Where he stood by the door Goldstein could see little of Krause’s face. He could recall what the girl had said, the accusation she had made. In the last, long hour, Raub would have given the exact words to the senior official.

‘There is nothing in my past that could be uncovered.’

‘The woman in England made an allegation of murder. Yes?’

Goldstein fancied a smile came to Krause’s face.

‘The same accusation was made by a security man when I was in the medical area. They had detained us there until he arrived. I asked him, “Where is your evidence?”’

‘If I order a further search of the archive material of the MfSZentrale at Normannen Strasse…?’

‘You would find nothing.’

‘If you lied to me, Doktor Krause, if evidence were ever produced, there could be no protection.’
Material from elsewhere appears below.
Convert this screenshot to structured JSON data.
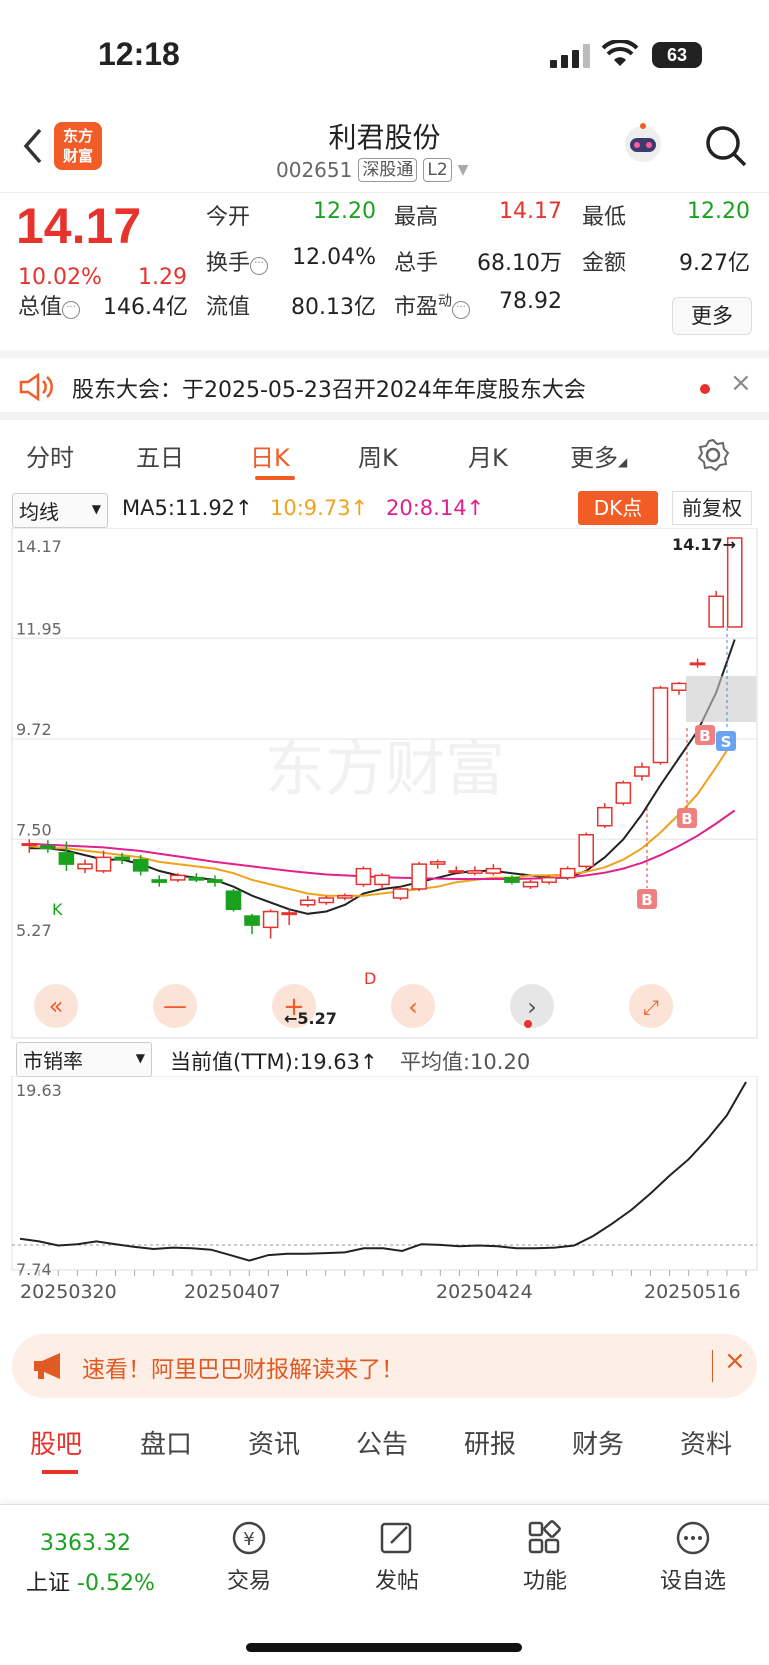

Goldstein craned forward and saw the grin play on Krause’s face. Goldstein thought the man lied, and spoke the truth: the lie, that no criminal act in violation of human rights had been committed; the truth, that no evidence would be uncovered.

‘There is no evidence.’

The senior official stubbed out his cigarette and came round his desk. He shook Krause’s hand with warmth. ‘Thank you, Doktor Krause. You have now a few days at home to prepare for Washington? We place great importance on that opportunity.’